For a study published today in the journal Science Advances, researchers analyzed Wikipedia page views to monitor how frequently people visit topic pages after a news event. In this specific study, the team collected page views of airplane crashes from 2008 to 2016 and labeled these “current events.” Then, they collected the same information on all plane crashes from before 2008 and labeled them “past events.” Analyzing the relationship between the two sets of data shows how different topics are related to each other.

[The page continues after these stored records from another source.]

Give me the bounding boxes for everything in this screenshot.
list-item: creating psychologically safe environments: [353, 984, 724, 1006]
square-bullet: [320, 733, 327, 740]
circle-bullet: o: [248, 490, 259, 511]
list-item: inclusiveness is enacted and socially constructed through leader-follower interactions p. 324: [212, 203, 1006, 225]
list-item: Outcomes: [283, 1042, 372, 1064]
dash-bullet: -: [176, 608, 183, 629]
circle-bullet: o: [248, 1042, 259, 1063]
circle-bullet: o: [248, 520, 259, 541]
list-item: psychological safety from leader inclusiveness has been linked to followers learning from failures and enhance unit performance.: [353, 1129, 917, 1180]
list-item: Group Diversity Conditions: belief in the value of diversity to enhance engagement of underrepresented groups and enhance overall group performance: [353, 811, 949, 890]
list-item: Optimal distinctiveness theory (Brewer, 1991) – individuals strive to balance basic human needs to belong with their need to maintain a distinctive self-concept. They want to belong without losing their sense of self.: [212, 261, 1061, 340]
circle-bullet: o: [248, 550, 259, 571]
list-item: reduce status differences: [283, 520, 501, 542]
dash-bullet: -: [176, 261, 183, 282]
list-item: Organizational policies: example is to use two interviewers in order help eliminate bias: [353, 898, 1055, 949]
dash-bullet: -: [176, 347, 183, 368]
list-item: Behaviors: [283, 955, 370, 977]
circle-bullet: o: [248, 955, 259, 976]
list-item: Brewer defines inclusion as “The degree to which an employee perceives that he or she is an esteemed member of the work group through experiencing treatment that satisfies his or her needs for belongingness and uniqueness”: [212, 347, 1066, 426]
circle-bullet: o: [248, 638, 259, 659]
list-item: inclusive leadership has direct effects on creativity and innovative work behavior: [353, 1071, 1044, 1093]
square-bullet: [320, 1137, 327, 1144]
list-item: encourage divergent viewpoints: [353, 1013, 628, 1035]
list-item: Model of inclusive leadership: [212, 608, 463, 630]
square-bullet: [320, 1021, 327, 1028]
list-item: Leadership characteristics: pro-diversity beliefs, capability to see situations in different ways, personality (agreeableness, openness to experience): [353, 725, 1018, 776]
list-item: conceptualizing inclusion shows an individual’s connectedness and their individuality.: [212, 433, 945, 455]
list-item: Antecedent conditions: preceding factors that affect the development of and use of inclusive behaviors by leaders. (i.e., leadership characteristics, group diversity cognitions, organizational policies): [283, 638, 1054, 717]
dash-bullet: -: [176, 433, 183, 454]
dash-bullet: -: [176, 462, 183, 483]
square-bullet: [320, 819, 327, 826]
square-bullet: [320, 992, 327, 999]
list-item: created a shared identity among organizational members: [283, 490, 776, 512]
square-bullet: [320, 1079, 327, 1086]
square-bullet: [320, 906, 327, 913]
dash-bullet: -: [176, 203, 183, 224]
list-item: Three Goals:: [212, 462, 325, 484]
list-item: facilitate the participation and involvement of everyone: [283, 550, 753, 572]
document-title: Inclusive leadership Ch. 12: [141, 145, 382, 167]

The researchers found that terrible current events can help keep past events alive, because people reading about the current event follow links to learn about something from years ago.

For example, when the Malaysia Airlines flight 17 was shot down while flying over Ukraine, there were more page views for a similar event in the 1980s, when an Iranian airline was shot by down by the US Navy in the Persian Gulf. Not many people today know about that crash, according to study co-author Taha Yasseri, a research fellow at the Oxford Internet Institute. But because the two events were categorized similarly in Wikipedia, people who were originally reading about the Malaysia Airlines crash could click through and read about a past event they wouldn’t know about otherwise.

Similarly, there was more traffic to the Wiki page for a 2001 American Airlines crash right after the 2015 Germanwings crash, even though the two pages aren’t directly connected by a hyperlink. The researchers aren’t exactly sure how the two got connected, but the association means “that the memory patterns are not just an artifact of how articles are linked on Wikipedia but shows something more fundamental,” says Yasseri.

The data also provide some insight into which events are more likely to be remembered. Huge events, of course, are intrinsically more memorable: whenever there’s a plane crash, people tend to look at the 9/11 Wikipedia page more. Crashes where either a lot of people or none died, more recent crashes, and crashes operated by Western airlines also receive more traffic. On the other hand, the geographical location didn’t seem to matter much.

The research found that airplane crashes more than 45 years old do not get many page views even when there when a new crash occurs, suggesting that these incidents are lost to memory. This could be explained by the fact that people who remember things from 50 to 60 years ago might not be the typical Wikipedia users, says Yasseri.

A lot of research on collective memory online focuses on the people doing the writing, according to Michela Ferron, a digital communication researcher who was not involved in the study. Today’s paper offers a “novel perspective” because it doesn’t focus just on people who are actively writing and editing the pages, but captures the behavior of people on the web.

The internet shapes our memory in paradoxical ways. Because of the online news cycle, our attention spans are rather short, says Yasseri, and interest in any given airplane crash quickly disappears. But on the other hand, the news event plus Wikipedia provides more opportunity to educate ourselves about the past. “Our attention span might have been shortened by tech and by online environments, but then at the same time long-term memory has become more persistent and things from the past are more accessible,” he says.